産後は慣れない育児に大忙し。気づかないうちに手首や方に疲労が溜まり、腕の筋肉を酷使しています。腕の筋肉の負担が大きくなると筋肉の緊張は高まります。そうすると筋肉からつながる腱の部分が過剰に引っ張られる状態になり摩擦が生じて炎症が起こってしまうのです。
妊娠中リラキシンというホルモンの影響で関節が動きやすくなりますが、動きやすくなるのは骨盤だけではありません。

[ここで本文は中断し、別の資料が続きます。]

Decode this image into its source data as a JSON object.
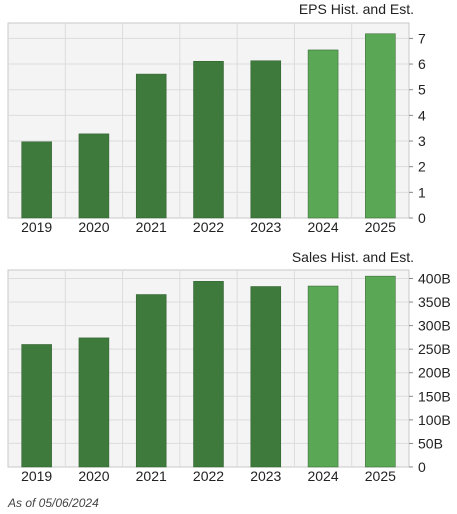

全身の関節に作用して、全ての関節が緩み動きやすくなります。手首も普段からよく使う部分であることから緩くなることが多くあります。産後はリラキシンの分泌がなくなり再び関節も固まって安定していきます。その段階でねじれや歪みを起こしていると手首の機能が落ち、不安定なために筋肉に過剰な負担がかかることで腱鞘炎を起こしやすくなります。